People like Dave Brandon read Sun Tzu and think that makes them leaders. It doesn't. Practical experience does. Leaders are not made in schools or factories, but drawn out of individuals by subjecting them to situations that reveal their  true character. This is why not all Marines are Chesty Pullers or naval officers  David Farragut.

Dave Brandon may have went to UM but he was the worst and not a leader.

Der Alte

August 22nd, 2015 at 11:41 AM ^

For me, the most egregious error Brandon made was not appearing at the Sunday press conference to protect Brady's back and to level with the press. While Brady attempted to fend off questions about Shane's condition, Brandon was back in a conference room attempting to wordsmith a press release he hoped would satisfy everyone but ended up satisfying no one. Brady, meanwhile, twisted in the wind.

One more reason why Dave's tenure as M's AD is one long, sad chapter. What would Canham have done?

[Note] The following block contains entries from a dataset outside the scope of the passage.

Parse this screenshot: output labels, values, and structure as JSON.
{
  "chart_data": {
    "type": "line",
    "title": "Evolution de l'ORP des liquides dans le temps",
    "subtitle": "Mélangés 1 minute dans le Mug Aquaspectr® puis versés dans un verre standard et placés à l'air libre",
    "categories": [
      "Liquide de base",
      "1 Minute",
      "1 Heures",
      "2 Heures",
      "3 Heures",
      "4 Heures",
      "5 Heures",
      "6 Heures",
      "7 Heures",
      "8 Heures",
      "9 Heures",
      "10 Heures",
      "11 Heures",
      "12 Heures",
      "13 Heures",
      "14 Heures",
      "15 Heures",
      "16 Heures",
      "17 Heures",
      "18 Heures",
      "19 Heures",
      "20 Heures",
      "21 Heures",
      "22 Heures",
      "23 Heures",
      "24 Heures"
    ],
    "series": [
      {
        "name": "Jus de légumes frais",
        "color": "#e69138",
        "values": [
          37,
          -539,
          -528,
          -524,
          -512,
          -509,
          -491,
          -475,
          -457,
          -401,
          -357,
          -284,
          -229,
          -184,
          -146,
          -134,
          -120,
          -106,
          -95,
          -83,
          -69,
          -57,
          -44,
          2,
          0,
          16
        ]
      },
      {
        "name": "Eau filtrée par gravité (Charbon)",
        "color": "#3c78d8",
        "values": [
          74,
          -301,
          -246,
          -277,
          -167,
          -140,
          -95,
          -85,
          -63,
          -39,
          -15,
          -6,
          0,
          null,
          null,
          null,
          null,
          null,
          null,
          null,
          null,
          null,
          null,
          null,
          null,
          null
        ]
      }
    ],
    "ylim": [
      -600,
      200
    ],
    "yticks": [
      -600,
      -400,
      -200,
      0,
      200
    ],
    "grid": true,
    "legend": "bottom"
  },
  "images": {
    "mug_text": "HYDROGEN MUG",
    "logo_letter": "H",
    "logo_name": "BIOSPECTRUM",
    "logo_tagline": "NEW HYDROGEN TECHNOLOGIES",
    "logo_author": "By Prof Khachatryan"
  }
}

Anyway, I'm ordering John's book today.

 

 

AlwaysBlue

August 22nd, 2015 at 12:32 PM ^

saying that Hoke will come out of this better. Hoke would never have been implicated here had his record been 5-0. In that case people would have actually done some research and found out who was actually responsible. Wins and losses should determine employment status but they should never dictate how a man is treated.

wucirunutu

August 22nd, 2015 at 12:48 PM ^

 
my best friend's mom makes $74 an hour on the computer . She has been without work for five months but last month her payment was $19746 just working on the computer for a few hours. find more information ...
►►►►✒✒✒✒✒ http://www.online-jobs9.com

Louie C

August 22nd, 2015 at 2:40 PM ^

Spot on. I get sick of hearing these losers; from scumbag rappers, athletes, and corporate assholes citing The Art Of War, and 48 Laws Of Power as inspirations. To me, those books are instruction manuals on how to be an insufferable despicable piece of shit.